Wiley had still heard nothing from Aramark when Comcast Spectacor and the Philadelphia 76ers NBA team announced that they would offer temporary financial support for other concessions workers at the Wells Fargo Center. Wiley and 800 other contracted workers were not included in the donation because they are employed by Aramark, not the stadium or Comcast Spectacor.
“Still waiting on you, @AramarkSports," Wiley posted March 25 in response to the announcement. “I’m sure you have extra cash from the $14.50 beers you’re slingin’ down at the @WellsFargoCtr. Pathetic.”
It had been 13 days since Aramark stopped scheduling or communicating with him, according to his Tweets.
Rae Banks — an Aramark employee of three years who worked at a Wake Forest University dining facility in Winston-Salem, N.C. — also told The Cavalier Daily that she resented Aramark’s lack of communication about the terms of her temporary layoff — or about the coronavirus at all.
“It makes me sad knowing that I work for a company [that doesn’t] value their employees enough for a simple response towards the pandemic that’s affecting us,” Banks wrote to The Cavalier Daily.
Banks’ only communication about her job came from the university’s director of food services, who notified Banks and 55 of her co-workers that they would not return to work until after students’ extended spring break in a mass email. It did not mention their wages.
“[There] was no clarification about any employee benefits or pay while being out for the duration of those two weeks,” Banks wrote to The Cavalier Daily. “I’m a person who lives paycheck to paycheck so I can’t go days without working because I need to afford things like rent, food and utilities in order to keep my lifestyle afloat.”
While employees say they were not notified that they would stop receiving pay, Zillmer, Aramark’s CEO, reassured shareholders of the company’s “financial flexibility” in part because it would not pay for labor and supplies in closed locations, causing stocks to soar 41 percent March 19.
“Our employees, if the operations are closed, typically are not paid,” Zillmer reportedly said to investors earlier this month.
Zillmer announced the company’s employee benefits — which do not include compensation for lost wages — that week. Wiley and Banks told The Cavalier Daily that the aid package — which allows employees to cash in their sick leave and keep their health insurance, if they have it, through June — does little to help hourly and uninsured employees.

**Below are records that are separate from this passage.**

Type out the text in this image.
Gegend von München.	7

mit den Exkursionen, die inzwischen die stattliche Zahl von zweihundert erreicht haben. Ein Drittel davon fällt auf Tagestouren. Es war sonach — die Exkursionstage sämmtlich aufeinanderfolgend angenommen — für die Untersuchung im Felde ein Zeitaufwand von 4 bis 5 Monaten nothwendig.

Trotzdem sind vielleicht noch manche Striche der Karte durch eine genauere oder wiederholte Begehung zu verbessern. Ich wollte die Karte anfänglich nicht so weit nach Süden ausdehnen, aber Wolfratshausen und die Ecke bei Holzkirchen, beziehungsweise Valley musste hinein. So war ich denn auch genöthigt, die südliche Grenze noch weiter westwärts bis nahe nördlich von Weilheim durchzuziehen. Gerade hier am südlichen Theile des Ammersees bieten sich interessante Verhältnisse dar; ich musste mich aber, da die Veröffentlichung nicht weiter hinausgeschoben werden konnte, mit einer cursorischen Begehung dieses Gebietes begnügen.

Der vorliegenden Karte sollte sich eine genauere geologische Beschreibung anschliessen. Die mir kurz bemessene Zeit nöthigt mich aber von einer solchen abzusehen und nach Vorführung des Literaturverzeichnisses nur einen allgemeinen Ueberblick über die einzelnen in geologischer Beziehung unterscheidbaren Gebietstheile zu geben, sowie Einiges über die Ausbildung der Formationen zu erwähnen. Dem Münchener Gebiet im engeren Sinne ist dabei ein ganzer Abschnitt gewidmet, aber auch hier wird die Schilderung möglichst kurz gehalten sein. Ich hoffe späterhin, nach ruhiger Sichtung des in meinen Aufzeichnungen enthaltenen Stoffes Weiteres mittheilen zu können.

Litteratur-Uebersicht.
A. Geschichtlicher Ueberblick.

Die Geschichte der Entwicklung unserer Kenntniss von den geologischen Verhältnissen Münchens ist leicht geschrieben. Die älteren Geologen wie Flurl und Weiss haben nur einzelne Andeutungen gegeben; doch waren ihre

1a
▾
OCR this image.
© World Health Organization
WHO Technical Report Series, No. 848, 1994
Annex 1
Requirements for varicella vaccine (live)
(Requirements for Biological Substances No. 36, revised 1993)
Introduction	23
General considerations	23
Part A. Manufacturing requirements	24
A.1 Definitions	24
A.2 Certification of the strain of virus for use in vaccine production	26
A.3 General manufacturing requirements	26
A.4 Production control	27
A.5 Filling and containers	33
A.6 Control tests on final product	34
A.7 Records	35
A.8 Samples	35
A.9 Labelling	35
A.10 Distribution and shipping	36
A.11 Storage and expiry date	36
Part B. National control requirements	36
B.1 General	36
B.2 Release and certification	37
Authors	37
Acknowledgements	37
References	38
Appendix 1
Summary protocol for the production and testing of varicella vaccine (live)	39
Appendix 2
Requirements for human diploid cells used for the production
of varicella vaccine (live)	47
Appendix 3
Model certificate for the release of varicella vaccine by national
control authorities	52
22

Aramark’s COVID-19 benefit plan “doesn’t affect me at all,” Wiley wrote to The Cavalier Daily. “I don’t have benefits through Aramark. I don’t get sick days. I’m an hourly employee who isn’t getting paid.”
Banks, who is covered by her parents’ health insurance, will not receive benefits from the company, either. She and many of her co-workers may be jobless until the fall, as Wake Forest President Nathan Hatch canceled in-person classes for the rest of the semester to mitigate the spread of COVID-19.
An Aramark food service worker at Western Carolina University in Cullowhee, N.C. also criticized the benefits, which they believe exclude too many employees during the crisis.